Es ist noch früh genug, um zu unserem weiteren Ziel zu fahren: wir wollen an die westliche Seite der Coromandel-Pensuela, in die District-Hauptstadt Thames. Dort werden wir morgen früh unsere Strafe bezahlen und einmal die Küstenstraße nach Coromandel town fahren, aber das ist morgen.

Thames ist nach einer Dreiviertelstunde erreicht und wir finden auch gleich den kostenlosen Platz, Toiletten sind nicht weit uns haben sogar 24 Stunden geöffnet. Wir lassen den Wagen stehen und gehen noch ins Einkaufszentrum.

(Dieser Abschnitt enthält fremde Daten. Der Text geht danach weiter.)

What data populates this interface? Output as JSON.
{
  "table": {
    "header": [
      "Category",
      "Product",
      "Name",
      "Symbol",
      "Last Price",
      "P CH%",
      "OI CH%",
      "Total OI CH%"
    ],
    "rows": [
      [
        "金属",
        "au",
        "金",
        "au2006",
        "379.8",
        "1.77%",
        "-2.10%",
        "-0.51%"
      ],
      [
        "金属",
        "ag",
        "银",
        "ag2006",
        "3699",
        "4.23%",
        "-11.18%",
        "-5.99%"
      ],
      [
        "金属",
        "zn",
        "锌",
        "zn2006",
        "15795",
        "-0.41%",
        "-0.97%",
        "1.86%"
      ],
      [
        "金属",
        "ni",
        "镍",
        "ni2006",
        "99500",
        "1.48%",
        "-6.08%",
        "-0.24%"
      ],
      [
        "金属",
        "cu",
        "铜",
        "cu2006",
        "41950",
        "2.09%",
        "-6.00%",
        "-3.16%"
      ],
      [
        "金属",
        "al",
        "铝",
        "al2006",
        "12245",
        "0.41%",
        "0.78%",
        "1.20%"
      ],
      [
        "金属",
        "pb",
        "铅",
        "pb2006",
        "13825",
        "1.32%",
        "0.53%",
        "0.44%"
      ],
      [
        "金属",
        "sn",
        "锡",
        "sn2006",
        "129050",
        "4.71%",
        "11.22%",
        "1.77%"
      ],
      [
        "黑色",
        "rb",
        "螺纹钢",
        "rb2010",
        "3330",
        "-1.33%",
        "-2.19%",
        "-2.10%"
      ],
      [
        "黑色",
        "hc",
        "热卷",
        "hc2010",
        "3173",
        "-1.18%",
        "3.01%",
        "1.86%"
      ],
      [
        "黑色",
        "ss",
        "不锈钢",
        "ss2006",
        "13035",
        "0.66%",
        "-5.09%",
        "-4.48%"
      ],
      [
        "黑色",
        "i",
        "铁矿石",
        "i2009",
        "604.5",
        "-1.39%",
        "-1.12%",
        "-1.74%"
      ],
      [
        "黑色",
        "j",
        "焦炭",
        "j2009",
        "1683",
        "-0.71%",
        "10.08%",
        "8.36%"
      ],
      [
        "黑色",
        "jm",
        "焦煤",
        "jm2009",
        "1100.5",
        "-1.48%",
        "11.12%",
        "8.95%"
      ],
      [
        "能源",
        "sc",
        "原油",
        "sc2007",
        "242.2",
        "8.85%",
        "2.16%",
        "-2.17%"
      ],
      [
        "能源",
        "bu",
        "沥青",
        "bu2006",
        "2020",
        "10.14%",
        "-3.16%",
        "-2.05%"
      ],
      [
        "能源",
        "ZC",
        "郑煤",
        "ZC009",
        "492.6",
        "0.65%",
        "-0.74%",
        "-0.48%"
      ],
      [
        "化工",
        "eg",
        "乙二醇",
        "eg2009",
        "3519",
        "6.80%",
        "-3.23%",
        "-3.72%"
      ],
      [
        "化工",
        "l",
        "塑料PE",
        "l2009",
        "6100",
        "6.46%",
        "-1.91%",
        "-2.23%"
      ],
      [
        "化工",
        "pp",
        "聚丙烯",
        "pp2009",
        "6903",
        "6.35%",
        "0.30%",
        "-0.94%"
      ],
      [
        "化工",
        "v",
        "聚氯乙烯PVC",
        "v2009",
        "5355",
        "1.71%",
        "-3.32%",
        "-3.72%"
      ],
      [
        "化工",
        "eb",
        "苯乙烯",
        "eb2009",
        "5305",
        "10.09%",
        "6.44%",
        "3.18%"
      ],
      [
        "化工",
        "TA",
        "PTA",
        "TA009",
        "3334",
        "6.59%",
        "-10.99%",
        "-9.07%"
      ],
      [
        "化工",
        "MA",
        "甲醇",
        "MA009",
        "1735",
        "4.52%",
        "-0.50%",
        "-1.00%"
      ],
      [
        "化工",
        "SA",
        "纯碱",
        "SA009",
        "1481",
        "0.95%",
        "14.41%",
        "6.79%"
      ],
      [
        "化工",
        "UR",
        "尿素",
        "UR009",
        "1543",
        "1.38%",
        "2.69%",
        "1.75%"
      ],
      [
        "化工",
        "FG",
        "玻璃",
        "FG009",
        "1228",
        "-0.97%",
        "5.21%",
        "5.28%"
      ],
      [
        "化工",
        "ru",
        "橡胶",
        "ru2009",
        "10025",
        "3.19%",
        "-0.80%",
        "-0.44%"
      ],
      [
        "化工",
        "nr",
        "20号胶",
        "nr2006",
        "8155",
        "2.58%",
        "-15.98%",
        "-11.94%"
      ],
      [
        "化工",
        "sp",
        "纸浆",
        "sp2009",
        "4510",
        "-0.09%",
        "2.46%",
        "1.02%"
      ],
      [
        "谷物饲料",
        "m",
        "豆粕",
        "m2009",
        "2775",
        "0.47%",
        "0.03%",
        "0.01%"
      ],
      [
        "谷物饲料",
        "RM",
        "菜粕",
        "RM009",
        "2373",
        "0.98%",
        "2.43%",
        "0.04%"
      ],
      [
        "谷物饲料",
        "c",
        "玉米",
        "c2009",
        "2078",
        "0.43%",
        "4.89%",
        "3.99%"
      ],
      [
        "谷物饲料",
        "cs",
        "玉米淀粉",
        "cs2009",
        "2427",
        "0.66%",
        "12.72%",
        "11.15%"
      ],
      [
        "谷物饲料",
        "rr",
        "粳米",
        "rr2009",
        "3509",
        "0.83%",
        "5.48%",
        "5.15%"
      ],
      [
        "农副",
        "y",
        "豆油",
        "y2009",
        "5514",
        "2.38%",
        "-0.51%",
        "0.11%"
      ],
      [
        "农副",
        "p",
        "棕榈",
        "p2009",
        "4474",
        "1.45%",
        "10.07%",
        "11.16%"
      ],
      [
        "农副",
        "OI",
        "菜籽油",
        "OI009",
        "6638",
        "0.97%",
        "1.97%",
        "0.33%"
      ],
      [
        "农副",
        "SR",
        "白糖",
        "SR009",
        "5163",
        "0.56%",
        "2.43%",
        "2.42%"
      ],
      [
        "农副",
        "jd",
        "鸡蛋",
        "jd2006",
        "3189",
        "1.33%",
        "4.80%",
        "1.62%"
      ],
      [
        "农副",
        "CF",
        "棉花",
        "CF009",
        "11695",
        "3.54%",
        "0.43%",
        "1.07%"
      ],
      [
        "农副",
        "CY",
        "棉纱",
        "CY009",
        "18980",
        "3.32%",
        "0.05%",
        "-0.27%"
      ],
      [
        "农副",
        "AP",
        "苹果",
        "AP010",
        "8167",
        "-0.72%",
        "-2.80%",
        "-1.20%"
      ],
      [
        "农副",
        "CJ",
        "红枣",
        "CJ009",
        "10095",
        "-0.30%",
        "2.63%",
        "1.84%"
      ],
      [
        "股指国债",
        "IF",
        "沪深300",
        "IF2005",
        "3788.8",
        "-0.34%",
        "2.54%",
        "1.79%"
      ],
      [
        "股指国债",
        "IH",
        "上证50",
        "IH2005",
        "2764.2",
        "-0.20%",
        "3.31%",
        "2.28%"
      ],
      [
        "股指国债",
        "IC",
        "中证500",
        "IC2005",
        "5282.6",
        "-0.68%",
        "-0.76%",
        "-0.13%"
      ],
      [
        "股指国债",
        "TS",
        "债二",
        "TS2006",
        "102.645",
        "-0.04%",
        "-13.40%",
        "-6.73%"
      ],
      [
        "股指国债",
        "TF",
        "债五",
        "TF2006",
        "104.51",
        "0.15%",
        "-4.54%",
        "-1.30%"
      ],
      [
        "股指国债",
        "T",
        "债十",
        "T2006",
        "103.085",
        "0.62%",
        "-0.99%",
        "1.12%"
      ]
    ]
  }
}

Meistens haben die großen Läden hier ja bis mindestens 22:00 geöffnet, daher ist es nur zur Sicherheit, dass wir nachsehen, wie lange wir beim Pack‘n Save Eis kaufen können, damit unser Gemüse und das Fleisch, was wir eigentlich heute machen wollten, bis morgen hält. Ansonsten überlegen wir erst einmal etwas herum zu gucken. Es ist 20:05 – und er schließt um 20:00! Die letzten Kunden kommen gerade heraus – und Silke schlüpft schnell hinein, fragt den jungen Mitarbeiter, ob sie nur gaaanz schnell einen Beutel Eis kaufen kann, und er winkt sie hinein. Die Truhe mit den Eiswürfeln steht direkt an der letzten geöffneten Kasse, wir zahlen und freuen uns.

Nun geht‘s zurück zum Auto, wir machen uns ein Müsli, und dann geht‘s ins Bett.